The applicants estimated that the turbine would produce about 45 to 52 decibels with the wind, although Nadeau admitted she would have to go back to the consultant's data to give accurate answers since this was not her area of expertise. Not much more technical data was avaliable, said Nadeau, who could only suggest that the board take a continuance.
Abutter Dick Hickok, whose property is adjacent to the Lavallieres, stood during public comment and addressed the fact that he is the only neighbor who will be able to see the turbine from the site that the Lavallieres have proposed on their property.

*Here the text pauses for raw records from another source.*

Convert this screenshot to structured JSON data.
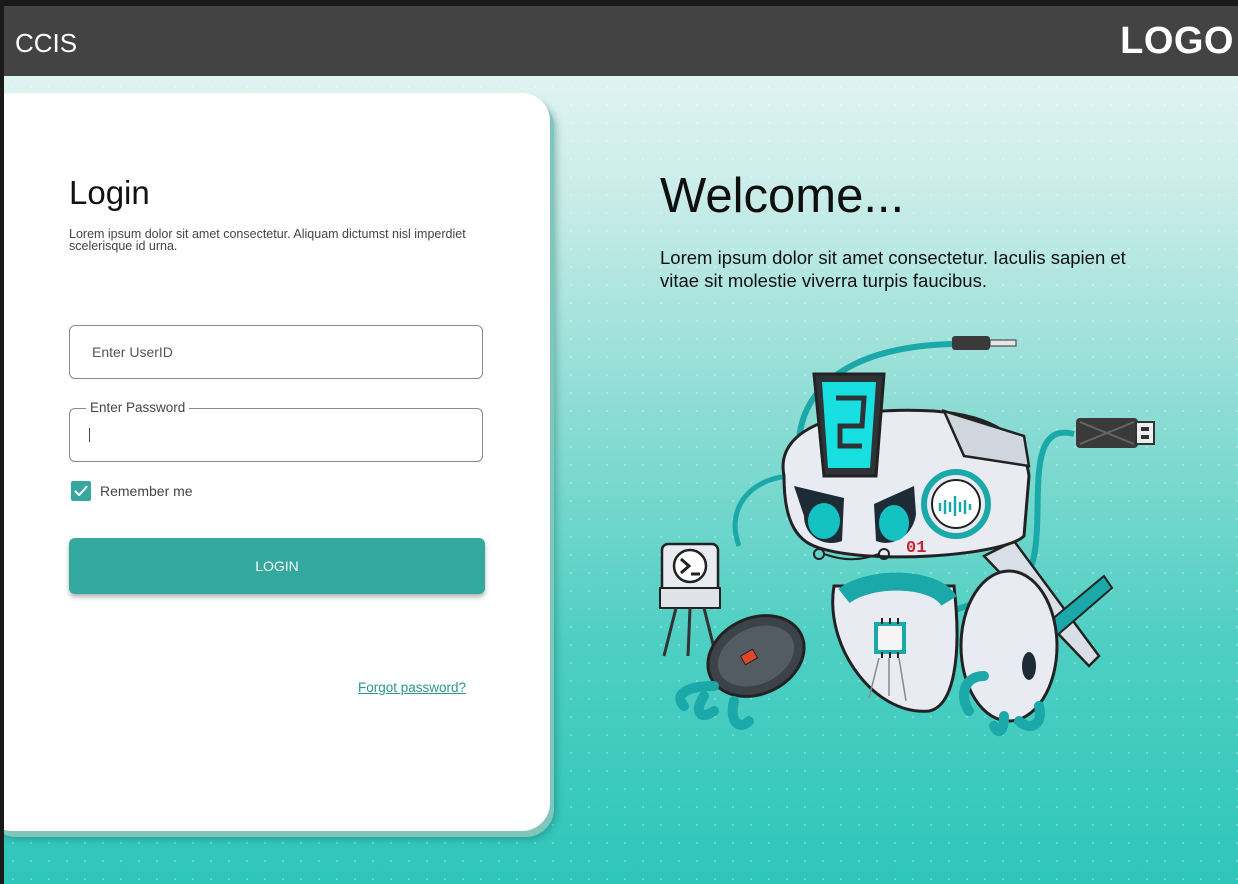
{
  "header": {
    "app_name": "CCIS",
    "logo_text": "LOGO"
  },
  "login": {
    "title": "Login",
    "description": "Lorem ipsum dolor sit amet consectetur. Aliquam dictumst nisl imperdiet scelerisque id urna.",
    "userid_placeholder": "Enter UserID",
    "password_label": "Enter Password",
    "remember_label": "Remember me",
    "remember_checked": true,
    "button_label": "LOGIN",
    "forgot_label": "Forgot password?"
  },
  "welcome": {
    "title": "Welcome...",
    "description": "Lorem ipsum dolor sit amet consectetur. Iaculis sapien et vitae sit molestie viverra turpis faucibus."
  },
  "illustration": {
    "chip_label": "01"
  },
  "colors": {
    "accent": "#33a89e",
    "header_bg": "#434343",
    "link": "#2f958b",
    "robot_teal": "#1aa8a8"
  }
}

Hickok said he would be able to see the turbine through the door in his garage, and that he would rather the turbine be closer to the shoreline so that he didn't have to hear the generator. He was concerned about safety issues as well.
"I don't know what the answer is either. Ice could be going the distance," said Hickok suggesting what could happen if the propellers froze and fell off.
Hickok was also concerned with the value of his property and had consulted with real estate agents prior to the hearing.
"Putting it on the shoreline devalues the property. My marketability is shot; the property value goes down. With the turbine in sight, we are talking $100,000 to $300,000. Other properties have trees. I have nothing," said Hickok.
Although Hickok does not want his neighbor's turbine in his plain sight, he said that he can't disagree with green energy, and understands that it is becoming more popular.
Another neighbor, Alexandra Breed, wanted to know exactly what the structure was going to look like, and asked how much maintenance the turbine would require, especially when the Lavallieres were away during the winter.
Nadeau said that maintenance issues would be minimal, and Lorraine Lavalliere added that the turbine had a 20-year guarantee.
After some discussion, the ZBA went with Nadeau's suggestion and granted a continuance until their next meeting on Oct. 27. In the meantime, the board plans to visit the site and would like to see various tests done. They asked that the applicant hire an independent engineer to answer all their technical questions to help them decide if the proposed site is really more efficient than the shoreline site.